Back After the Break
Yeah, I'm back after a brief seasonal break and here we are in that strange limbo between Christmas and New Year, when normal time seems to stand still and you find yourself losing track of what day of the week it is. (Today is definitely Friday, if you are still in any doubt. It certainly isn't Saturday, which I thought it might be when I woke up today). You know, I'm old enough to remember when Christmas TV was an event, a collective experience, as there were certain shows - Morecambe and Wise, most famously - that you knew everyone was watching. But, in recent years, it seems to have declined in importance - this year, in particular, the BBC and ITV seemed to have spared every expense in terms of their schedules. If many of the programmes hadn't had the prefix 'Christmas' in their titles and some tinsel stuck on their regular sets, you could have been forgiven for thinking that both broadcasters were running a normal schedule. Doubtless, they will, once again, decide to cut any vestiges of Christmas off with the New Year. Yes, this is your annual reminder that Christmas is a twelve day festival that lasts until Twelfth Night and that people should be allowed to enjoy the season in its entirety, rather than this truncated version that sees people abruptly forced back to their normal schedules directly after New Year.
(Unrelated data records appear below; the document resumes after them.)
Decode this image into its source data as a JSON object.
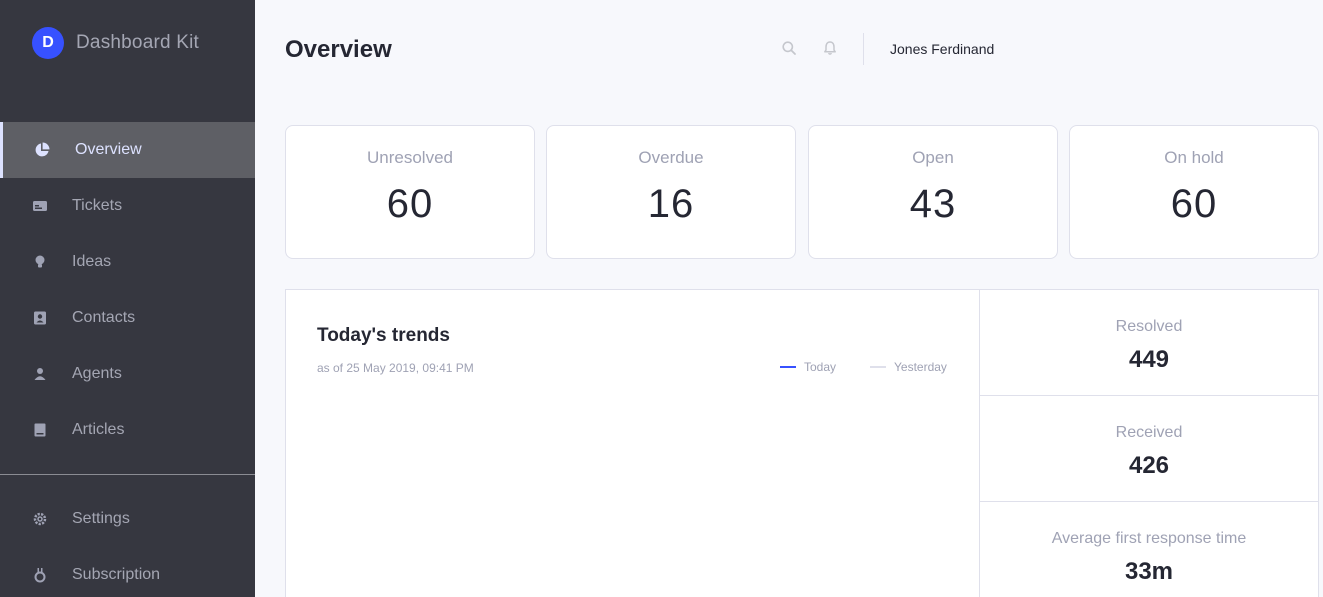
{
  "brand": {
    "logo_letter": "D",
    "name": "Dashboard Kit"
  },
  "sidebar": {
    "items": [
      {
        "label": "Overview",
        "icon": "pie-chart-icon",
        "active": true
      },
      {
        "label": "Tickets",
        "icon": "ticket-icon"
      },
      {
        "label": "Ideas",
        "icon": "lightbulb-icon"
      },
      {
        "label": "Contacts",
        "icon": "contacts-icon"
      },
      {
        "label": "Agents",
        "icon": "user-icon"
      },
      {
        "label": "Articles",
        "icon": "book-icon"
      }
    ],
    "footer_items": [
      {
        "label": "Settings",
        "icon": "gear-icon"
      },
      {
        "label": "Subscription",
        "icon": "medal-icon"
      }
    ]
  },
  "header": {
    "title": "Overview",
    "user_name": "Jones Ferdinand",
    "icons": [
      "search-icon",
      "bell-icon"
    ]
  },
  "stats": [
    {
      "label": "Unresolved",
      "value": "60"
    },
    {
      "label": "Overdue",
      "value": "16"
    },
    {
      "label": "Open",
      "value": "43"
    },
    {
      "label": "On hold",
      "value": "60"
    }
  ],
  "trends": {
    "title": "Today's trends",
    "subtitle": "as of 25 May 2019, 09:41 PM",
    "legend": [
      {
        "label": "Today",
        "color": "#3751ff"
      },
      {
        "label": "Yesterday",
        "color": "#dfe0eb"
      }
    ]
  },
  "side_stats": [
    {
      "label": "Resolved",
      "value": "449"
    },
    {
      "label": "Received",
      "value": "426"
    },
    {
      "label": "Average first response time",
      "value": "33m"
    }
  ],
  "colors": {
    "sidebar_bg": "#363740",
    "accent": "#3751ff",
    "page_bg": "#f7f8fc"
  }
}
Anyway, back to issue in hand: thanks to the wonders of highly dodgy Roku channels and the dubious legality of their content, my DVD collection and a load of stuff I keep recording on my DVR but never actually watching, I managed to put together my own Christmas TV schedule, which has kept me amused, so far. I'm guessing that, these days, most people do something similar, except by using over priced streaming services, (I'm too much of a cheap skate to pay for any of these over-hyped services with their paywall protected 'must see' programming - not only have I never felt that I've 'missed out' by not watching the latest cancelled-after-one-season sensation, but I find it far more fun to hunt stuff I'm interested in down via those dubious Roku channels and other barely legal, or even illegal, streaming services). Which, in many ways, is a pity, as it represents yet another erosion of what used to be a broad swathe of 'collective experiences' that we used to be able to participate in - these things may seem trivial, but they are a big part of what binds us together as a society and societal fragmentation is one of the things that allows the rise of things like extreme right-wing ideologies, with their promises of a new collectivism for certain groups. See? I can work the politics and anti-fascism into anything!